The attacks, spotted by Palo Alto’s Cortex Threat Research team, have been linked to a threat cluster it currently is tracking under the temporary name CL-STA-0043 described as “a highly capable APT threat actor.”

The goal of the campaign was to obtain highly confidential and sensitive information, specifically related to politicians, military activities, and ministries of foreign affairs.

While analyzing the attacks, the researchers discovered new evasive techniques and tools such as an in-memory VBS implant to run webshell clandestinely, as well as a novel Exchange email exfiltration and rare credential theft technique first seen in the wild.

The infection chain starts with the threat actor exploiting vulnerable on-premises Internet Information Services (IIS) and Microsoft Exchange serves to breach target networks. The researchers say they observed failed attempts to deploy the China Chopper webshell followed by an attempt to deploy an in-memory VBscript implant from the Exchange Server.

Upon gaining access to the target network, the threat actor performed reconnaissance activity to identify critical assets such as admin accounts, domain controllers, web servers, Exchange servers, FTP servers, and SQL databases.

The attackers then used native Windows privilege escalation tools (the Potato suite) to create administrative accounts and to run various tools that require elevated privileges.

CL-STA-0043 leveraged a variety of tools used for credential theft like Mimikatz, Dumping the Sam key, Forcing WDigest to store credentials in plaintext and Dumping NTDS.dit file from the Active Directory using ntdsutil.exe. The most notable aspect, however, was the use of a proof-of-concept (PoC) technique first reported in August 2022 that previously was never observed in real-world attacks.

“Using this method, the attackers executed a PowerShell script that registered a new network provider, named “ntos”, set to execute a malicious DLL, ntos.dll, dropped by the attacker in the C:\Windows\system32 folder,” Palo Alto explained in a technical write-up.

The group was also observed using an open-source penetration toolset named Yasso to perform a NTLM spray attack and exploiting the Exchange Management Shell and PowerShell snap-in (PSSnapins) to steal emails of interest.
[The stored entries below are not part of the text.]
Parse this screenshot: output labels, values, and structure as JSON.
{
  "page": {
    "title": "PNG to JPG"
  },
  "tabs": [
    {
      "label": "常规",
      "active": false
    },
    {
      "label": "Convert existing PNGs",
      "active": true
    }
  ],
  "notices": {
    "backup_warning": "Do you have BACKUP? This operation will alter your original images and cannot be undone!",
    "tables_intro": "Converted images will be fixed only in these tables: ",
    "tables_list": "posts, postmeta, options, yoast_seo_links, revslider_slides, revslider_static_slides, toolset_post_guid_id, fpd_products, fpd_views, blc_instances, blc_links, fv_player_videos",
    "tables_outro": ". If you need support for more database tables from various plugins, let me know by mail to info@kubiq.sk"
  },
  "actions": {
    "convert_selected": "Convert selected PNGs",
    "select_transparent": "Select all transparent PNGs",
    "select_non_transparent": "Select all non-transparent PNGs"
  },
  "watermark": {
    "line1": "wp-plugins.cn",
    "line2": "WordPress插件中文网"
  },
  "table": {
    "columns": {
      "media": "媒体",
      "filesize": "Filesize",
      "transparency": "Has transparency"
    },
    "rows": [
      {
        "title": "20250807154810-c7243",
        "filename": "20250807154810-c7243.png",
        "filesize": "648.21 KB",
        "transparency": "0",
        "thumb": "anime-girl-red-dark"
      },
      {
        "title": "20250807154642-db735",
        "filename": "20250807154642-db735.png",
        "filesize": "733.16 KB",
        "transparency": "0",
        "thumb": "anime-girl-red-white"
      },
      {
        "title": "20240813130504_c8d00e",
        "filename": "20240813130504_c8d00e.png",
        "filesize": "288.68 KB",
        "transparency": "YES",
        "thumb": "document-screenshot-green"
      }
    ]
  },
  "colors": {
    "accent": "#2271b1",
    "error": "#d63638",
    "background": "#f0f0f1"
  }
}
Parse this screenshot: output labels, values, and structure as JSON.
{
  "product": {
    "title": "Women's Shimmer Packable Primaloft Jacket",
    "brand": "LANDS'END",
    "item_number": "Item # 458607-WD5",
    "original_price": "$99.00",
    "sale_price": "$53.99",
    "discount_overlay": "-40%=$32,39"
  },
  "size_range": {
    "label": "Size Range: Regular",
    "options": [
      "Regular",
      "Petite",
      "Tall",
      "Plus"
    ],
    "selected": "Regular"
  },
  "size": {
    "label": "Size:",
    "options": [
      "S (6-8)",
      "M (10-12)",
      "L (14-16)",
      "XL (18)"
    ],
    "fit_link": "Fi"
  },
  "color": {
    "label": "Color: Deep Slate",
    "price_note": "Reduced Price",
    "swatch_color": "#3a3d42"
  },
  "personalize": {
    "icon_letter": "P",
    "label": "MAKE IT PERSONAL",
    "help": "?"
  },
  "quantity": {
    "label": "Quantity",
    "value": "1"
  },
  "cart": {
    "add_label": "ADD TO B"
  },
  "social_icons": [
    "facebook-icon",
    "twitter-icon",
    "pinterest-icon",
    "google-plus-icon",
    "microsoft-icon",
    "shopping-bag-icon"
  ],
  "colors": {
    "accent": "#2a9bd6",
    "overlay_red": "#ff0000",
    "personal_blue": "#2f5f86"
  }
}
A variation of the latter method was previously seen in attacks linked to a Chines cyber-espionage group known as Hafnium or Silk Typhoon.

“While the research is still ongoing, and the full identity of the threat actor/s is still being studied, we believe that the level of sophistication, determination and espionage motives bear the hallmarks of a true advanced persistent threat, potentially operating on behalf of nation-state interests. In the same vein, this sheds light on how threat actors seek to obtain non-public and confidential information about geopolitical related topics and high-ranking public service individuals,” the researchers concluded.